Il Prof. Gioacchino Tedeschi, Presidente della Società Italiana di Neurologia, commenta lo studio pubblicato sul New England Journal of Medicine che fornisce “buone e cattive notizie” sulle potenziali conseguenze a lungo termine del giocare a calcio a livello professionale.
Roma, 23 Ottobre 2019
È stato appena pubblicato sul New England Journal of Medicine uno studio epidemiologico retrospettivo condotto da Mackay e colleghi su 7676 ex calciatori scozzesi professionisti, identificati in un database, che fornisce “buone e cattive notizie” sulle potenziali conseguenze a lungo termine del giocare a calcio a livello professionale. In confronto alla popolazione generale, gli ex calciatori scozzesi presentavano una mortalità più bassa per le malattie neurologiche e non neurologiche comuni (ictus cerebrale e tumori del polmone) – la buona notizia – ma risultavano più elevate la mortalità per malattie neurodegenative e la prescrizione di farmaci per la demenza (la cattiva notizia).

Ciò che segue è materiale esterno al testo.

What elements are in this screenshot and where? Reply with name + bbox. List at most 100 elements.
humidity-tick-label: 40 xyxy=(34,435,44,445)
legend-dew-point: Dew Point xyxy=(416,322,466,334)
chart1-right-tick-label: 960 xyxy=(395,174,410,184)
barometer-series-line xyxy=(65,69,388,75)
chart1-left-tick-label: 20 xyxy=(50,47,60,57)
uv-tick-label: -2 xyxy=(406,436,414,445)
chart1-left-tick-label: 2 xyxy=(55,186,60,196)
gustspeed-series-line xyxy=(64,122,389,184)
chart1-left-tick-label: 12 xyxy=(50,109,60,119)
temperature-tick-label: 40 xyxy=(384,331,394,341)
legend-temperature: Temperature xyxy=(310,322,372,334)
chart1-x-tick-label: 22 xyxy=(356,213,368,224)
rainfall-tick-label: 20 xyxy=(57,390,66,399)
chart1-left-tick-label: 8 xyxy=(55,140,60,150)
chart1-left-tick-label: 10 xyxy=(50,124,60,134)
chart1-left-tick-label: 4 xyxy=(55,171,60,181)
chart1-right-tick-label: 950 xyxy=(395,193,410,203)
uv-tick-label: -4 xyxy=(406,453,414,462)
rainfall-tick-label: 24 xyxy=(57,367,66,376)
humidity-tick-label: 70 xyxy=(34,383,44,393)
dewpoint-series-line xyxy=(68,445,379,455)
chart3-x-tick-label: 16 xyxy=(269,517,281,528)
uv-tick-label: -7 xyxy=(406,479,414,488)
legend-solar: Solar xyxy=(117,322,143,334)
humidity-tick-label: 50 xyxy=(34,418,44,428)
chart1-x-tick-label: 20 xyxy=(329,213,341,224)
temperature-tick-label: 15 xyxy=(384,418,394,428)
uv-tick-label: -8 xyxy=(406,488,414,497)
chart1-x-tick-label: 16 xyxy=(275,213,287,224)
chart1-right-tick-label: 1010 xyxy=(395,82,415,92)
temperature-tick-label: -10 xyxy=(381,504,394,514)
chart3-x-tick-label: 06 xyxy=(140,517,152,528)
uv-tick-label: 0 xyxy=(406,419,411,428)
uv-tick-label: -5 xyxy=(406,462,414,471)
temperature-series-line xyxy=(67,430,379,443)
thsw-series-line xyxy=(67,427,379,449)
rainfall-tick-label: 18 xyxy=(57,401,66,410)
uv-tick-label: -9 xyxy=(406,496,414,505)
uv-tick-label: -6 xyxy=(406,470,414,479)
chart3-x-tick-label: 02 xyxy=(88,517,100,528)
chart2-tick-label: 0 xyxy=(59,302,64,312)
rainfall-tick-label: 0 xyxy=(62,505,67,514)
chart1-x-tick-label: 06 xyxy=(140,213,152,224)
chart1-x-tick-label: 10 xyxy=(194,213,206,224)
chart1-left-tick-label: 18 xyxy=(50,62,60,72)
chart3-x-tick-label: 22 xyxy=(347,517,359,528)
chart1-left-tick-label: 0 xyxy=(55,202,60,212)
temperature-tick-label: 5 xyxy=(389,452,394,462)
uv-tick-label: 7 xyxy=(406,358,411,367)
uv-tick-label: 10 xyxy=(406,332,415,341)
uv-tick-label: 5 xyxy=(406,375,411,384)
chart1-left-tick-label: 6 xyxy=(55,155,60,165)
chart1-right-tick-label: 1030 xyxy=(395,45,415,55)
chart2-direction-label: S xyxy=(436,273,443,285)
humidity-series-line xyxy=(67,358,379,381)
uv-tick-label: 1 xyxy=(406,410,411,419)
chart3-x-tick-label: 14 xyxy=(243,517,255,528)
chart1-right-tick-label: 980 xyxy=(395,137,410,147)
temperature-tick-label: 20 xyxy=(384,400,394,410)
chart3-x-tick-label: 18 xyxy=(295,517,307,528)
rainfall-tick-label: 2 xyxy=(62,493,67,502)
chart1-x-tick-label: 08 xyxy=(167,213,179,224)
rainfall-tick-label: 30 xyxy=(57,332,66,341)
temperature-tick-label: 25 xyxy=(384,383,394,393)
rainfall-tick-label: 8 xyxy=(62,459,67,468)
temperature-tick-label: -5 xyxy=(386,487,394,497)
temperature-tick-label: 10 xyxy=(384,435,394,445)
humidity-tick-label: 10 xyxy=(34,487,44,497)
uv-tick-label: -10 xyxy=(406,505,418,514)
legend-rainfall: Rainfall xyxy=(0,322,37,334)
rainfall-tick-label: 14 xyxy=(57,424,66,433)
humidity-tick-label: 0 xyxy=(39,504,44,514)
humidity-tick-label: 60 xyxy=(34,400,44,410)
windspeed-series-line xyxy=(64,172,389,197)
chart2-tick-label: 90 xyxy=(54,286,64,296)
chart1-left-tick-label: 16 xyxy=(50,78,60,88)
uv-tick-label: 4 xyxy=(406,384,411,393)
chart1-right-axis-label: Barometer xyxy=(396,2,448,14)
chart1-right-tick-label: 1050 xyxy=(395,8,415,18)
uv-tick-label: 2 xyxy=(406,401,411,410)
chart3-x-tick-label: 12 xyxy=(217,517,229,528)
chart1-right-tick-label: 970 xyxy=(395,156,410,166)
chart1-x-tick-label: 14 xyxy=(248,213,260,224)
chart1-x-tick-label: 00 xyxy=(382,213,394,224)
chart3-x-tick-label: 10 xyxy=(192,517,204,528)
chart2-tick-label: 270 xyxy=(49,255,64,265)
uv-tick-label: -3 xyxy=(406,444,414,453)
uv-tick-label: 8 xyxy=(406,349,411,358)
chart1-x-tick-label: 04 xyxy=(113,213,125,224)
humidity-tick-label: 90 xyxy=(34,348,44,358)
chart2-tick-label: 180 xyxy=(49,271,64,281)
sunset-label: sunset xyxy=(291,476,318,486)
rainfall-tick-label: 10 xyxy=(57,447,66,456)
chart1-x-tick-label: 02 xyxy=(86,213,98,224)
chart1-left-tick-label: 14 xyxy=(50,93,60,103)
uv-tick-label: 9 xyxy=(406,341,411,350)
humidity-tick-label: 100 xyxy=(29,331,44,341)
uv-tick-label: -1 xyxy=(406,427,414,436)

“In particolare – ha commentato il Prof. Gioacchino Tedeschi, Presidente della Società Italiana di Neurologia e Direttore I Clinica Neurologica e Neurofisiopatologia, A.O.U Università della Campania “Luigi Vanvitelli” di Napoli – dallo studio emerge come tra le malattie neurodegenerative sia riportata una maggiore mortalità per la malattia di Alzheimer mentre sia registrata una minore mortalità per la malattia di Parkinson. I risultati di questo studio si sommano a un filone di ricerca già portato avanti da diversi anni: fermo restando che l’esercizio fisico moderato, l’attività fisica, nonché la pratica sportiva a livelli più competitivi hanno importanti benefici per la salute, tra cui ridurre il declino cognitivo ed il rischio di manifestare demenza, alcuni sport di contatto che causano frequenti traumi o microtraumatismi ripetuti possono aumentare il rischio di compromissione cognitiva e neuropsichiatrica, ad esordio tardivo, dopo anni dall’attività agonistica, nonché il rischio di malattie neurodegenerative e di encefalopatia traumatica cronica (CTE). Particolarmente determinante – conclude il Prof. Tedeschi – è la durata dell’esposizione a traumatismi ripetuti, piuttosto che l’intensità di singoli, rari episodi traumatici. Questo ultimo dato è tranquillizzante per i calciatori amatoriali, poiché i soggetti a rischio sono solo i professionisti che per anni hanno subito dei micro traumatismi e quindi possiamo tutti continuare a giocare la “partitella” serale”.